I had originally planned to take a ferry from Busan. However, after encountering various difficulties in getting reliable information in English, and thinking that I could do with more time on the mainland, I decided to book a flight from Busan/Gimhae instead. Incidentally, the Seoul-Jeju is the busiest flight route in the world.
Arriving well late into the evening, I made what I could of my night with a musical stop at Blue Hill Jazz Club on Ido 1-Dong (top left and right), followed by a ridiculously spicy chicken and gimjumeokbap dish (bottom left), a sampling of berry wines (bottom right), and a long-awaited foot massage (seriously, my feet were destroyed from 7 days of thundering across 6 cities).

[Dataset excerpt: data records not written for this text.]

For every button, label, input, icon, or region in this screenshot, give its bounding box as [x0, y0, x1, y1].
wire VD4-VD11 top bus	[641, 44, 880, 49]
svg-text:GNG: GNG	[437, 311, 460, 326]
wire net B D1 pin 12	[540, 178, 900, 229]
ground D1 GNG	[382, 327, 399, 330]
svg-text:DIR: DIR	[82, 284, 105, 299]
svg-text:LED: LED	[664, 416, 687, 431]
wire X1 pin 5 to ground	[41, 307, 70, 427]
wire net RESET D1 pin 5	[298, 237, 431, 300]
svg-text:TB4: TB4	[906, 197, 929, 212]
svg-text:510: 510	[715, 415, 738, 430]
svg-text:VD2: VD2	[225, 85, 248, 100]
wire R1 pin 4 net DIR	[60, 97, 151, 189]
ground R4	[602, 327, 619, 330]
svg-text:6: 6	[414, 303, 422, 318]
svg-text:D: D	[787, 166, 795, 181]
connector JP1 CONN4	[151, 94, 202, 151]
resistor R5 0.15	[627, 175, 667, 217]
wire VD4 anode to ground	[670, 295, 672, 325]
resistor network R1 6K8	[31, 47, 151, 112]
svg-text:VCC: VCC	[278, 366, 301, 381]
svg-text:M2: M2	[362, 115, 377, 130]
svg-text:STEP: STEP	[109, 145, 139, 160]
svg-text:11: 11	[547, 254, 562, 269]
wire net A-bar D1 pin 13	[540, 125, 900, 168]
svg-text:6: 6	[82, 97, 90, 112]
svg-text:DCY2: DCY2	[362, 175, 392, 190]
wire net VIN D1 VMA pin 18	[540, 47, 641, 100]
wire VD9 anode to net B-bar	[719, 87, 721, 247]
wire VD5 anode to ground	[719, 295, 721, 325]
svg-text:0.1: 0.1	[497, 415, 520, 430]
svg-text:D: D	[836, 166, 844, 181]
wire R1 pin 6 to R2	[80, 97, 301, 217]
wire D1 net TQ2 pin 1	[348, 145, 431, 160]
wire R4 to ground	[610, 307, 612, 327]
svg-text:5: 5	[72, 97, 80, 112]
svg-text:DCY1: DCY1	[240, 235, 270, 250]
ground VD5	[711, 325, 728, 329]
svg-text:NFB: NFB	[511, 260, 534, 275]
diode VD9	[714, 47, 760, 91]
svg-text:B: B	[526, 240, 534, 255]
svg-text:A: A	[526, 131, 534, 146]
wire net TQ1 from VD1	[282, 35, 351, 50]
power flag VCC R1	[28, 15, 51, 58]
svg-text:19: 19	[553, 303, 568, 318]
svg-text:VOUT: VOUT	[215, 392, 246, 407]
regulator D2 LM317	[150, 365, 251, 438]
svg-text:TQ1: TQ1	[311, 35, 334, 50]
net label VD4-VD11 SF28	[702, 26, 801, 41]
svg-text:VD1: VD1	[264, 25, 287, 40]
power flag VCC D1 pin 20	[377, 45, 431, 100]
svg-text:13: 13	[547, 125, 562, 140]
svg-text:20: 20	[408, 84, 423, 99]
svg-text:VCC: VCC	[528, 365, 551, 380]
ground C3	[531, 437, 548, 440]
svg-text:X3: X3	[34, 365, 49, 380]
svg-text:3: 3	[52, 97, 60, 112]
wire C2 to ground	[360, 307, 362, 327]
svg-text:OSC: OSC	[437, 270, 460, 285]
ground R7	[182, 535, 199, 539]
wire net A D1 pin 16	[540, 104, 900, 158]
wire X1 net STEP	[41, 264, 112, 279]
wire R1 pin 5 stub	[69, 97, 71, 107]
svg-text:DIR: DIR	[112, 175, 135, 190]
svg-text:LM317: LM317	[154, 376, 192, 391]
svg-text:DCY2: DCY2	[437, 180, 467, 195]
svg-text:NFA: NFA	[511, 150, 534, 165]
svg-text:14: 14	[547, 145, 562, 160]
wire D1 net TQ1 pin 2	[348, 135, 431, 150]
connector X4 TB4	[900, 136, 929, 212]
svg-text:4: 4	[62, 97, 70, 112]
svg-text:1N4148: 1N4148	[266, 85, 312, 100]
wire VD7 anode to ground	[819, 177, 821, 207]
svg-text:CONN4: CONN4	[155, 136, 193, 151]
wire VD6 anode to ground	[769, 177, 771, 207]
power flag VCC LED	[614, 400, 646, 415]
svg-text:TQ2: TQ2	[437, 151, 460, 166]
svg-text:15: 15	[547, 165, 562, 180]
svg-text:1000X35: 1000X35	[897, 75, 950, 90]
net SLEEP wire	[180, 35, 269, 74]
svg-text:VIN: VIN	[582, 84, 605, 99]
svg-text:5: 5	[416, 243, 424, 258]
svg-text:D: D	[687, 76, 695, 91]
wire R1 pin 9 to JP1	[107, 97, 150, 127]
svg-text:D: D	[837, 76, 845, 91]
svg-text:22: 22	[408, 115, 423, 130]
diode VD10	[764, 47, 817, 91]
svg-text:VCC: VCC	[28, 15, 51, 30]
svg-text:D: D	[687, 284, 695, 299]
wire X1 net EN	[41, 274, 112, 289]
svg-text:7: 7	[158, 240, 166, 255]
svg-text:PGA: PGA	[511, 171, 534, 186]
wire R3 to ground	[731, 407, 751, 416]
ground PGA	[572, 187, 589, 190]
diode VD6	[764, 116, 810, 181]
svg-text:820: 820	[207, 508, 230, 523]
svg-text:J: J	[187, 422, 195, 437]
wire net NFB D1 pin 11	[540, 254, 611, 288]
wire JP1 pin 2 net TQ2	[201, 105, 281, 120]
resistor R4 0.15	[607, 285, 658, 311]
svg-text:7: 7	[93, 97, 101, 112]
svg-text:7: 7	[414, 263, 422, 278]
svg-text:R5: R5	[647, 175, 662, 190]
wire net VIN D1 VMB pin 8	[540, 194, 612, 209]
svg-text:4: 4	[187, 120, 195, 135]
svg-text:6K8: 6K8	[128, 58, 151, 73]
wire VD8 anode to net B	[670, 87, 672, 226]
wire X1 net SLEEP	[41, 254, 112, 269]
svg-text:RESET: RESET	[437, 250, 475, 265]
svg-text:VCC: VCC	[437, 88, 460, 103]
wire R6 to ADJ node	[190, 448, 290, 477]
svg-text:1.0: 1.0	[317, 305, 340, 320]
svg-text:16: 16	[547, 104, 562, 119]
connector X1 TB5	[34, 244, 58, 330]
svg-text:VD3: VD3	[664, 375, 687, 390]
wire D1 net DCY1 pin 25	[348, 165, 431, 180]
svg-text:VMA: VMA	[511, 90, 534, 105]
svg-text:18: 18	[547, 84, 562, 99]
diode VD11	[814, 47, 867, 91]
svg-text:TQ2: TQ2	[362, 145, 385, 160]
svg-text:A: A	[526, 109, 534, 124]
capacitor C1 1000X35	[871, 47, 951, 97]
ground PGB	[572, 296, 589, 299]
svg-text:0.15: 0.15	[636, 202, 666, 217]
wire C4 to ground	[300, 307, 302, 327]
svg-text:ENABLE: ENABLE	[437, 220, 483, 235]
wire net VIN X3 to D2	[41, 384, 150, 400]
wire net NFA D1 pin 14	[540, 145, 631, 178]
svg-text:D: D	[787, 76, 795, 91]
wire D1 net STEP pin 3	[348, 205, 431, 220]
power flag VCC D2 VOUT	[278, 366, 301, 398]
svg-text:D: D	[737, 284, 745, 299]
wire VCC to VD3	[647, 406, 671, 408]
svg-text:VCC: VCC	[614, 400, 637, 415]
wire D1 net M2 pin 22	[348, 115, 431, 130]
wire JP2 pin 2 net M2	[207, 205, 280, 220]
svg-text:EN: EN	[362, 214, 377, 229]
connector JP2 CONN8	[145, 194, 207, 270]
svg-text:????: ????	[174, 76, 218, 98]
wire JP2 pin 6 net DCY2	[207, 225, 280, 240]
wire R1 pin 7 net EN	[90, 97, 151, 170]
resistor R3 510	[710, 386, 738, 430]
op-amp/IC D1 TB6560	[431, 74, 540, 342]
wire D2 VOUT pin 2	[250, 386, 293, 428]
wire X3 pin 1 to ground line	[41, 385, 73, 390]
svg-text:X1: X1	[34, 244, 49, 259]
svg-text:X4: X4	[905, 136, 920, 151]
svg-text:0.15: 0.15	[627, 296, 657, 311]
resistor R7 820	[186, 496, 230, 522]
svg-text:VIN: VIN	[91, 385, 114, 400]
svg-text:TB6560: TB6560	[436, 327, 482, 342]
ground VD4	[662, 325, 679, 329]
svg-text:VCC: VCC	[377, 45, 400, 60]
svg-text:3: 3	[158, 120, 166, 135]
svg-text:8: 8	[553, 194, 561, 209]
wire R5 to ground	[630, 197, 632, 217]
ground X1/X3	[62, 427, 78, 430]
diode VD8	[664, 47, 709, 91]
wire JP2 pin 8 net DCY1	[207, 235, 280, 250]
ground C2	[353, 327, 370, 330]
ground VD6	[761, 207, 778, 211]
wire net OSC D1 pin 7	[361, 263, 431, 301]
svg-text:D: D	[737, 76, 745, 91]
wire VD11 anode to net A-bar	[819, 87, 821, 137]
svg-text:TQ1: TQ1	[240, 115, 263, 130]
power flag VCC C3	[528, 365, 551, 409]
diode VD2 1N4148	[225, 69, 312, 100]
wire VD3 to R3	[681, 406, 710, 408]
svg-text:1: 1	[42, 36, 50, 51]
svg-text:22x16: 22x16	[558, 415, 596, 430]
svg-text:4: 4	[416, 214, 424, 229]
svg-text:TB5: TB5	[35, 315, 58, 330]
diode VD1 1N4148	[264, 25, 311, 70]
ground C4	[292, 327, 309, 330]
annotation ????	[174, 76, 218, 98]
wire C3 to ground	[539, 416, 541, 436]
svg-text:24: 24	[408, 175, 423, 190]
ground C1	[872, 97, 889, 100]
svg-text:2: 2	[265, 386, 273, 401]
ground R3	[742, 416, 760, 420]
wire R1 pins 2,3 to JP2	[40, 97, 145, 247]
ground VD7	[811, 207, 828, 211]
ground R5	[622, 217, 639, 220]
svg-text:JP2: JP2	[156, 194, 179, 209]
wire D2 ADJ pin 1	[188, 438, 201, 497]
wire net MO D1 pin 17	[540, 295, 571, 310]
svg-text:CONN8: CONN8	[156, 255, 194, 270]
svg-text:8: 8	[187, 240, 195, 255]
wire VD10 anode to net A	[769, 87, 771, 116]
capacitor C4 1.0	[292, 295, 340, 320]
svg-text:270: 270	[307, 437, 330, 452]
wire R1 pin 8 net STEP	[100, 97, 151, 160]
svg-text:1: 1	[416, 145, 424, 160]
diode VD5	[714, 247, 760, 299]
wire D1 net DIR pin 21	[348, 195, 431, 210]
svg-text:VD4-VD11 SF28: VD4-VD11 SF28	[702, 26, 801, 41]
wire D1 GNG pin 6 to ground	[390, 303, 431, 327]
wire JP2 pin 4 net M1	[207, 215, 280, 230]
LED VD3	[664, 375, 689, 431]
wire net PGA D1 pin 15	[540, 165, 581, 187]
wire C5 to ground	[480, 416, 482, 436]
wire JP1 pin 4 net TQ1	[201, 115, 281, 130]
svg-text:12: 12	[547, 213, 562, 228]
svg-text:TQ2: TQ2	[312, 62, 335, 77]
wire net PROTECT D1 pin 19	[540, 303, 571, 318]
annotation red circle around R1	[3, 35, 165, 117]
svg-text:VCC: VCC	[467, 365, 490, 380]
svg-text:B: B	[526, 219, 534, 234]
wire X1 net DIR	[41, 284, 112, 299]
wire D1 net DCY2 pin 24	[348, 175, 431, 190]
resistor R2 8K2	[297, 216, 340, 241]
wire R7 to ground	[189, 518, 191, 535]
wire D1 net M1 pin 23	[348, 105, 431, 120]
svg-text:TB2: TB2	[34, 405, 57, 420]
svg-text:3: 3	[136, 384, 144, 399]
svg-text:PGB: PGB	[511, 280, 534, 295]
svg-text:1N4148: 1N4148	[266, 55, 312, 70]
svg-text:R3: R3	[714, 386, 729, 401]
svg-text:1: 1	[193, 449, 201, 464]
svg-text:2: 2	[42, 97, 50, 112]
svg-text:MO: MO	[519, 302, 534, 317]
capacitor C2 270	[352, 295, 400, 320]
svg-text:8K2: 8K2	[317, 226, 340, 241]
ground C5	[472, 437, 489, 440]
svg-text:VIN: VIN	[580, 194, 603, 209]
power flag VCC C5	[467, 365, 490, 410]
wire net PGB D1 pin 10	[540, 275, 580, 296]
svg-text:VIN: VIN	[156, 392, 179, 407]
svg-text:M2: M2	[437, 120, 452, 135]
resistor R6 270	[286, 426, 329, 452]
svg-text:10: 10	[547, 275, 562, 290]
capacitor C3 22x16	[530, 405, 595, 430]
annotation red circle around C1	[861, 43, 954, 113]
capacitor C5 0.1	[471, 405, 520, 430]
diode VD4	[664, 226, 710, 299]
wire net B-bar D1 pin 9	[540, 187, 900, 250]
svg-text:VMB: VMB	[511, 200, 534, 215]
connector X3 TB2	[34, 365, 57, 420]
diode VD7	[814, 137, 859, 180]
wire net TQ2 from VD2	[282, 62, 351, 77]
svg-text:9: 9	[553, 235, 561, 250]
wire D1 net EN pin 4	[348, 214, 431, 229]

My hostel was close to the sea, so I took a morning walk along the promenade to see the Pacific up close for the first time. I came to Jeju with no firm plans, and picked my itinerary based on the tourist map. Many places I did want to visit were far apart, and there was no rail transport, so I picked one: the Artist Village of Jeoji in the western part of the island. It was quite a trip, but taxis (and generally, public transport) in Korea are quite reasonably priced, and the lush island landscape is a pleasure to watch while in transit.
The centerpiece of the Artist Village is the Museum of Contemporary Art. Their Feng ZhengJie exhibition of iconic, colorful portraits of women was not due to open for a couple of days, but I managed to sneak a peek while they were setting things up.
The Village also hosts many artists' residences, making it a nice place to check out some architecture (top left). There are many public art displays too (top right), along with some small farms (bottom left) set up on the rich volcanic soil. The unique dol hareubang, or "grandfather stones", mascots of Jeju Island, make an appearance here too (bottom right).
A couple of smaller, private galleries were around, so I had a look at them too.
As in the rest of Korea, I saw a few examples of eco-friendly design on Jeju. Some familiar, like solar-powered lighting (left), and some novel, like grey water flushing (right), the latter of which I also saw in Japan. And like many other places in Korea, Jeju's direction signs for specific locations not only point the way, but also mention the distance -- very useful information to a tourist.
My main meal of the day was a late breakfast of pork stew at a Chinese-Korean restaurant (top left). I also recommend the quaint cafe (top right) at down the circuit road in Artist Village; they have great coffee, and very nice people running it. And, very appropriate for my destination, I sampled some plum wine (bottom left) and had a Japanese-Korean wudong (udon) noodle soup (bottom right) at the airport before my trans-strait flight to Osaka.